Le alchimie nascoste dietro la maschera del latinorum.

IL PUNTO DI STEFANO FOLLI.
Le alchimie nascoste dietro la maschera del latinorum
Ritorna il “latinorum” da burletta che accompagna la storia infinita della riforma elettorale. Quel rosario di definizioni in “um” che in definitiva nel corso degli anni è l’unico risultato del lavorio parlamentare e suscita la divertita ironia degli osservatori stranieri. Ci si domanda se questa nuova versione del cosiddetto “Rosatellum” avrà miglior fortuna delle precedenti. Se in sostanza troverà i voti per essere approvata. Al momento sembra parecchio difficile che questo accada perché i rapporti politici sono sfilacciati e si è già visto prima dell’estate, quando si dibatteva intorno al “modello tedesco” (che era tale solo di nome), quanto sia precario il castello di carte.
In tema di legge elettorale, il fossato che divide l’Italia dai maggiori paesi occidentali tende ad allargarsi sempre più. Francia, Germania, Gran Bretagna, Stati Uniti hanno sistemi diversi ma collaudati da tempo. Rispecchiano un’idea della società, un equilibrio che si è voluto costruire e preservare. Non sono esenti da difetti, tuttavia il cittadino di solito detiene lo scettro e sceglie i suoi rappresentanti. Li sceglie e all’occorrenza li revoca.

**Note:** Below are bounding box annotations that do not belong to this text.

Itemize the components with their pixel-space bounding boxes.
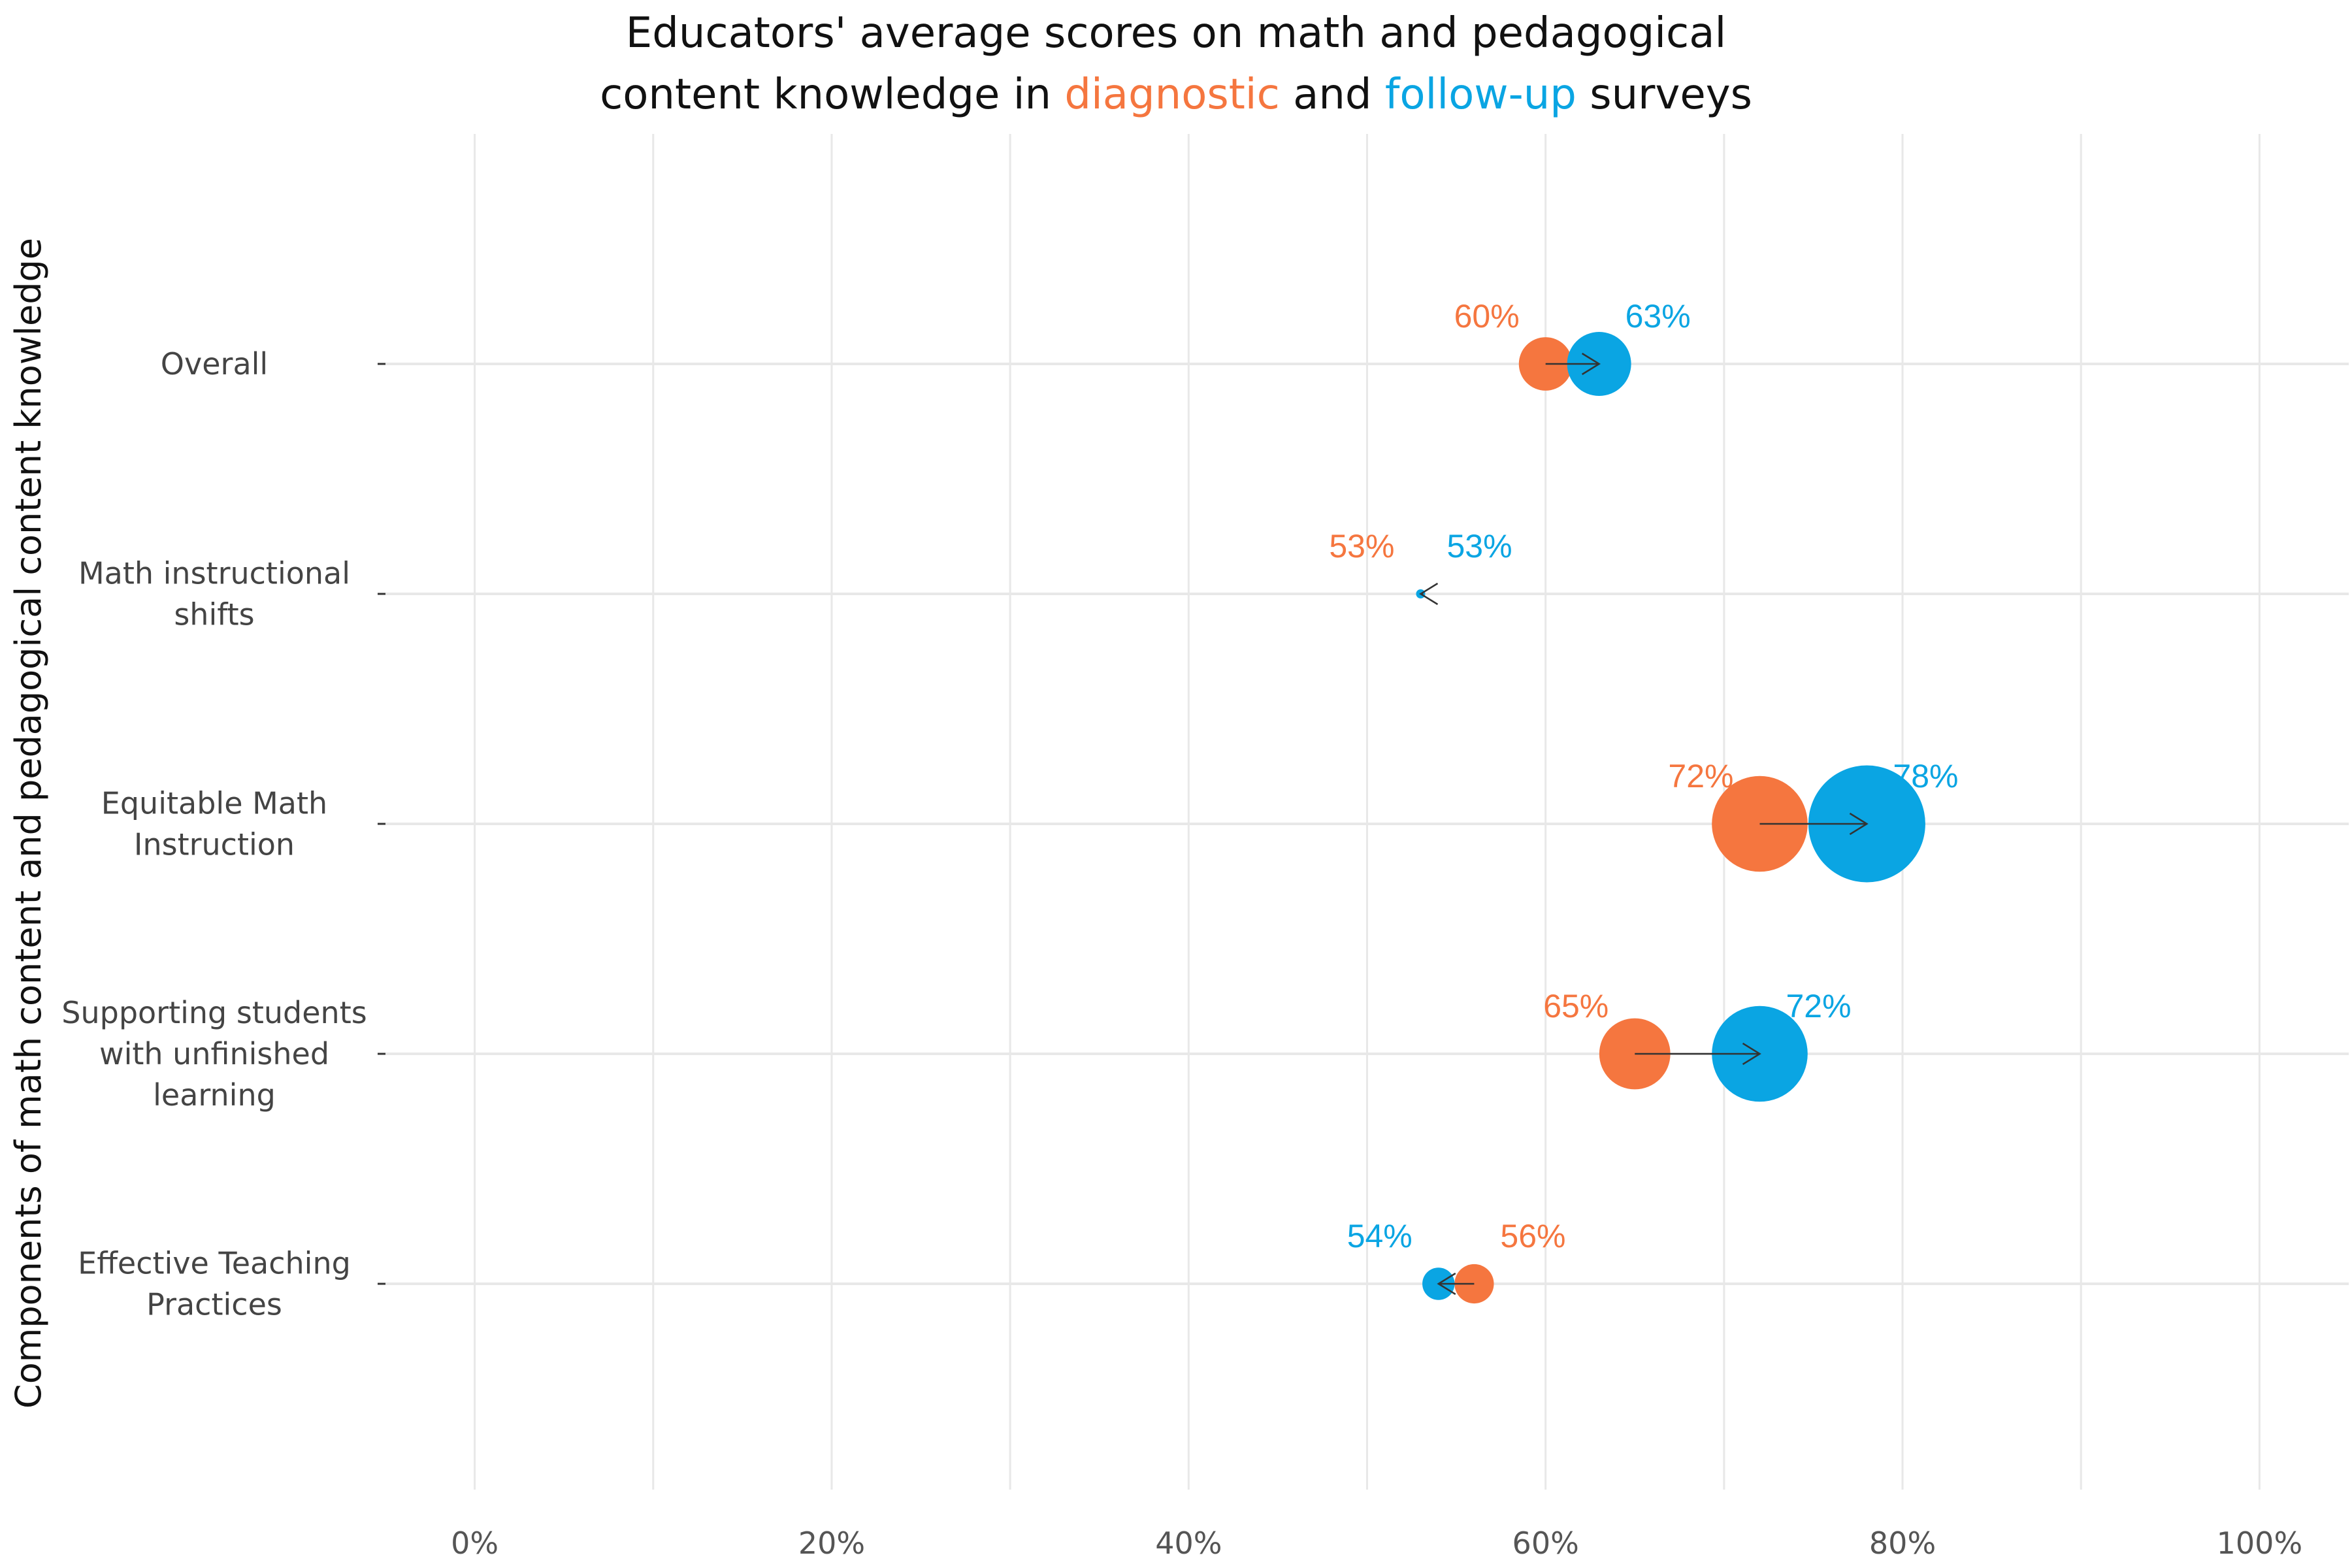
chart-title: Educators' average scores on math and pe… bbox=[600, 9, 1752, 119]
category-label: with unfinished bbox=[99, 1036, 329, 1071]
x-axis-ticks: 0% 20% 40% 60% 80% 100% bbox=[451, 1526, 2302, 1561]
arrow-head bbox=[1437, 1272, 1456, 1296]
title-line-2: content knowledge in diagnostic and foll… bbox=[600, 71, 1752, 119]
value-label: 65% bbox=[1543, 988, 1609, 1024]
title-line-1: Educators' average scores on math and pe… bbox=[626, 9, 1726, 57]
value-label: 63% bbox=[1625, 298, 1691, 335]
category-label: Effective Teaching bbox=[78, 1246, 351, 1281]
title-diagnostic: diagnostic bbox=[1064, 71, 1279, 119]
category-label: Math instructional bbox=[78, 556, 350, 591]
value-label: 54% bbox=[1347, 1218, 1413, 1254]
title-follow-up: follow-up bbox=[1385, 71, 1576, 119]
grid-layer bbox=[378, 134, 2349, 1490]
value-label: 60% bbox=[1454, 298, 1520, 335]
category-label: shifts bbox=[174, 597, 254, 632]
x-tick-label: 20% bbox=[798, 1526, 865, 1561]
title-prefix: content knowledge in bbox=[600, 71, 1064, 119]
x-tick-label: 60% bbox=[1512, 1526, 1579, 1561]
category-labels: Overall Math instructional shifts Equitable… bbox=[61, 346, 367, 1322]
data-layer: 60% 63% 53% 53% 72% 78% 65% 72% 54% 56% bbox=[1329, 298, 1958, 1304]
arrow-head bbox=[1742, 1042, 1761, 1066]
x-tick-label: 40% bbox=[1155, 1526, 1222, 1561]
x-tick-label: 0% bbox=[451, 1526, 498, 1561]
category-label: learning bbox=[153, 1077, 276, 1113]
title-suffix: surveys bbox=[1576, 71, 1752, 119]
value-label: 72% bbox=[1668, 758, 1733, 794]
value-label: 72% bbox=[1786, 988, 1852, 1024]
value-label: 78% bbox=[1893, 758, 1958, 794]
category-label: Equitable Math bbox=[101, 786, 327, 821]
x-tick-label: 100% bbox=[2217, 1526, 2303, 1561]
value-label: 53% bbox=[1329, 528, 1394, 564]
category-label: Supporting students bbox=[61, 995, 367, 1030]
value-label: 56% bbox=[1500, 1218, 1565, 1254]
y-axis-title: Components of math content and pedagogic… bbox=[8, 238, 49, 1409]
arrow-head bbox=[1849, 812, 1869, 836]
value-label: 53% bbox=[1446, 528, 1512, 564]
category-label: Instruction bbox=[134, 827, 295, 862]
arrow-head bbox=[1419, 582, 1439, 606]
title-and: and bbox=[1280, 71, 1385, 119]
category-label: Practices bbox=[146, 1287, 282, 1322]
category-label: Overall bbox=[161, 346, 268, 382]
arrow-head bbox=[1581, 352, 1601, 376]
x-tick-label: 80% bbox=[1869, 1526, 1936, 1561]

Da noi ci si agita da anni nell’ambiguità e nell’incertezza. La priorità non consiste nel rendere un servizio all’elettore, bensì nel garantire la classe politica. I vertici dei partiti in crisi – e lo sono tutti, compresi quelli che si definiscono “movimento” e si dichiarano contro il sistema – badano a salvaguardare se stessi e a controllare i gruppi parlamentari. Non a caso all’assenza di un metodo trasparente per la selezione di deputati e senatori corrisponde il declino del Parlamento nelle sue funzioni di controllo e di iniziativa legislativa. Le leggi elettorali sono figlie della tattica del momento e mai derivano da una visione di lungo termine. Il culmine si è raggiunto con l’Italicum: imposto con il voto di fiducia e costruito per un Parlamento monocamerale quando ancora era vigente il Senato. Poi il referendum ha spazzato via la riforma costituzionale, il sistema è rimasto bicamerale e l’Italicum, prima di essere cancellato dalla Consulta, è apparso come un monumentale controsenso.

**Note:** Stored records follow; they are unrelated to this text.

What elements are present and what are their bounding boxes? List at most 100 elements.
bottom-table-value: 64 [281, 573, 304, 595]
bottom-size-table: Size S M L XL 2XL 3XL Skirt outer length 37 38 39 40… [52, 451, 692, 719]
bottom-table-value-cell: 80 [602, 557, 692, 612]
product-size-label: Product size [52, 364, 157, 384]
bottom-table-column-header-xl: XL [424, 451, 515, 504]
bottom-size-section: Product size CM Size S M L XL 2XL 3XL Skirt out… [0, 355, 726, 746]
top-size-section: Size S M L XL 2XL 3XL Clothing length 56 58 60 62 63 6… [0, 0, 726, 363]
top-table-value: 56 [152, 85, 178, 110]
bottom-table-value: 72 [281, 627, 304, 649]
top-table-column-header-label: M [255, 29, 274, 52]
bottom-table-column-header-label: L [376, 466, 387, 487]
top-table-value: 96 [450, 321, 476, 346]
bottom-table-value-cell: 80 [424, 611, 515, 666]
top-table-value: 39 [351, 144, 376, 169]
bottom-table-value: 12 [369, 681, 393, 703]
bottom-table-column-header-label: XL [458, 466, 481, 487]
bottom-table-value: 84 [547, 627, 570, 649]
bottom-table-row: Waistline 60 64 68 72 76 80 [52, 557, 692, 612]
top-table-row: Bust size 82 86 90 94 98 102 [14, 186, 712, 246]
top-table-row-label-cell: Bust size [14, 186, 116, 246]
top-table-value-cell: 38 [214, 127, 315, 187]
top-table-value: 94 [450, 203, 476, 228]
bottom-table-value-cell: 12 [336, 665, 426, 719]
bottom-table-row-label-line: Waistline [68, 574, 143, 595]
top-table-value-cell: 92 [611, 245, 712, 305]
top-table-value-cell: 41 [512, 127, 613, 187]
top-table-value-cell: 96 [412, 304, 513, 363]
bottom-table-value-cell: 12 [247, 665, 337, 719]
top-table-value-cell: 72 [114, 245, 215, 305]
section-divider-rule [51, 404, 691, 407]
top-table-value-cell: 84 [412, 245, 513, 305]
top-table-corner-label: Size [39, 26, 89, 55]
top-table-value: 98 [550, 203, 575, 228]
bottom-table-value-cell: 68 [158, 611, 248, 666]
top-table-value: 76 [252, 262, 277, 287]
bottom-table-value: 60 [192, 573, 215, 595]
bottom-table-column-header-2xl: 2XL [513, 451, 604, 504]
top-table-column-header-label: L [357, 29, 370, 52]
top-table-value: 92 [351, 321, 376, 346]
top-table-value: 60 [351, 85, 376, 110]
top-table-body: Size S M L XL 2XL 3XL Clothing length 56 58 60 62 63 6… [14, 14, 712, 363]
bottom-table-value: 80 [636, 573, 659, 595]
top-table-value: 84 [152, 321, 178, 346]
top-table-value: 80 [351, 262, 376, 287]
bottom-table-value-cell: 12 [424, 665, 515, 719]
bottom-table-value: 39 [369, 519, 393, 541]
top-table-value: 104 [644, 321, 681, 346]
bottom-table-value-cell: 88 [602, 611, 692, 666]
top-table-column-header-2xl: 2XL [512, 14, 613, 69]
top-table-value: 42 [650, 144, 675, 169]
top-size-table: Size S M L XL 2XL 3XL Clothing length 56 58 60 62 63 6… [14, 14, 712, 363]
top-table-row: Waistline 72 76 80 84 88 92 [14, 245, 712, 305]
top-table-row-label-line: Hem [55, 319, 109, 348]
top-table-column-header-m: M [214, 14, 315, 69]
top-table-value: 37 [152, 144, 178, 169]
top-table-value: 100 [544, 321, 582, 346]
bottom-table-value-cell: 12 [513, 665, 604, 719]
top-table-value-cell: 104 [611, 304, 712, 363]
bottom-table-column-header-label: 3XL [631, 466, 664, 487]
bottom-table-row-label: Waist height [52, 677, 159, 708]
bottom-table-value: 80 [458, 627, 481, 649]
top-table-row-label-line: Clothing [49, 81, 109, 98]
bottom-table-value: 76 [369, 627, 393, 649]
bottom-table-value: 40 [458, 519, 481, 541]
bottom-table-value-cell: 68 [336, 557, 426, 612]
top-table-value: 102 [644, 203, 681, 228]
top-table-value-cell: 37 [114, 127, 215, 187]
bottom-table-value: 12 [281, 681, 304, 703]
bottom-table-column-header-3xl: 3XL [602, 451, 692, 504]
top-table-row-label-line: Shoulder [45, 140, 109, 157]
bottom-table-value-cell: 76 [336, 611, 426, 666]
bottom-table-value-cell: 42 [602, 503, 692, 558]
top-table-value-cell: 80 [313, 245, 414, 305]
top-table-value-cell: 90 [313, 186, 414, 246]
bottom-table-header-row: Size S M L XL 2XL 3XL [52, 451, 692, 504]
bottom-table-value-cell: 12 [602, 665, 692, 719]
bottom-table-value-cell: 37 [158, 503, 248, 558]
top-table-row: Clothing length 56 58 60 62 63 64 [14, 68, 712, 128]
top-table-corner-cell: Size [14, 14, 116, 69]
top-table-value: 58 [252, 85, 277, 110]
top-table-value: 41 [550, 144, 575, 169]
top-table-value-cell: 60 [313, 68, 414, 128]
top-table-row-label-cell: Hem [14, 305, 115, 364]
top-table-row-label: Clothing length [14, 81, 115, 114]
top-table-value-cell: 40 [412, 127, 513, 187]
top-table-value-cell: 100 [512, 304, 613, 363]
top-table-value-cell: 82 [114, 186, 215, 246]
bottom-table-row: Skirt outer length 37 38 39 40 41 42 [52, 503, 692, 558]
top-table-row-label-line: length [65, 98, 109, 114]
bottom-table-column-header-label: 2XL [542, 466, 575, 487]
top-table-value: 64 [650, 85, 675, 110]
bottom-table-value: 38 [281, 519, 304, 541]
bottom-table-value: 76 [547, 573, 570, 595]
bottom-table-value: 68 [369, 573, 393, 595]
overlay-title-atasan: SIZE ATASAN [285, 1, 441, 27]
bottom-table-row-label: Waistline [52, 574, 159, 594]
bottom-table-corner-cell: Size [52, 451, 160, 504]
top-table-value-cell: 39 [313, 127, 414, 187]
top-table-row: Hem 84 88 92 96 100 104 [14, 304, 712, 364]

È chiaro allora che il “latinorum” serve a mascherare la povertà dei contenuti. La legge elettorale non nasce da una franca discussione su quel che è meglio per avvicinare i cittadini alle istituzioni. Perché in tal caso basterebbe guardare ai modelli di Parigi o Berlino, se non si vuole arrivare fino a Londra. Viceversa tale eventualità è esclusa in partenza e le ipotesi su cui ci scontra, sebbene ormai stancamente, sono sottili alchimie studiate a tavolino nel tentativo di assecondare questo o quel disegno politico. O di favorire il consumarsi di qualche vendetta.

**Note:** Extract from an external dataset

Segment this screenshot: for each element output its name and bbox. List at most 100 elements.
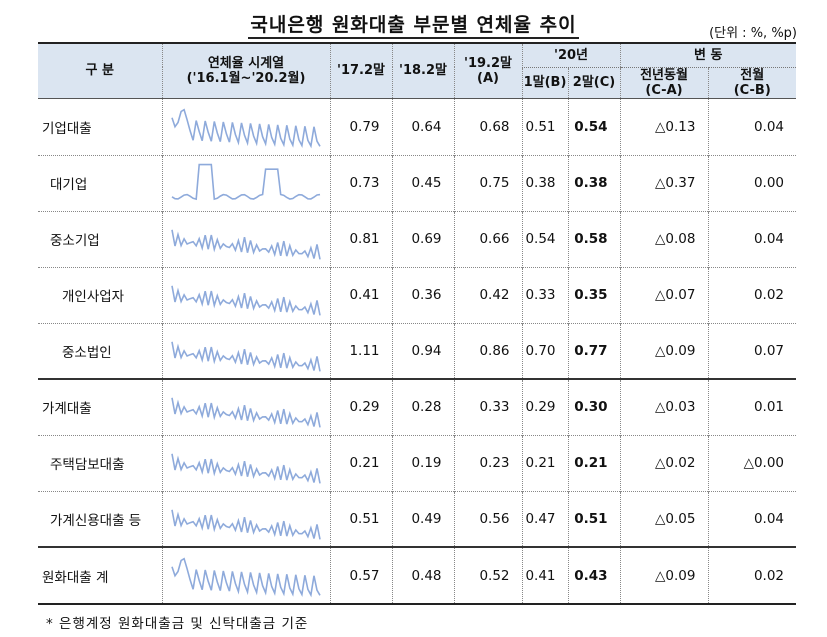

Il cosiddetto “Rosatellum” non fa eccezione. In primo luogo serve al Pd, partito di maggioranza relativa, per respingere l’accusa di essere rimasto inerte. È una proposta compiuta: senza dubbio l’ultima in questa legislatura. Ed è un mosaico composto in modo da piacere sulla carta a molti, se non a tutti. I Cinque Stelle diranno di no, come pure la sinistra bersaniana. Ma alla Lega può andar bene e Berlusconi dovrà riflettere a fondo prima di decidere in un senso o nell’altro. Nel merito il disegno di legge è un ibrido con quel 36 per cento di maggioritario e il resto di proporzionale. Il vecchio Mattarellum, a cui vorrebbe ispirarsi alla lontana, prevedeva il contrario: la quota maggioritaria superava di molto quella proporzionale.
Se dovesse passare, la riforma garantirà alle segreterie dei partiti il controllo su gran parte degli eletti. Attraverso il meccanismo dei capilista bloccati, Renzi, Berlusconi, Salvini e anche Grillo sapranno assicurarsi la fedeltà di chi andrà a Montecitorio o a Palazzo Madama. E questo alla fine realmente conta per gli ideatori della legge, più ancora della scomparsa dei partiti minori. Non è un caso se un analogo modello non esiste in Europa e se nessuno dei maggiori paesi vorrebbe cambiare la sua legge con l’arabesco italiano. Nell’ipotesi peraltro improbabile che il Parlamento la voti nelle prossime settimane.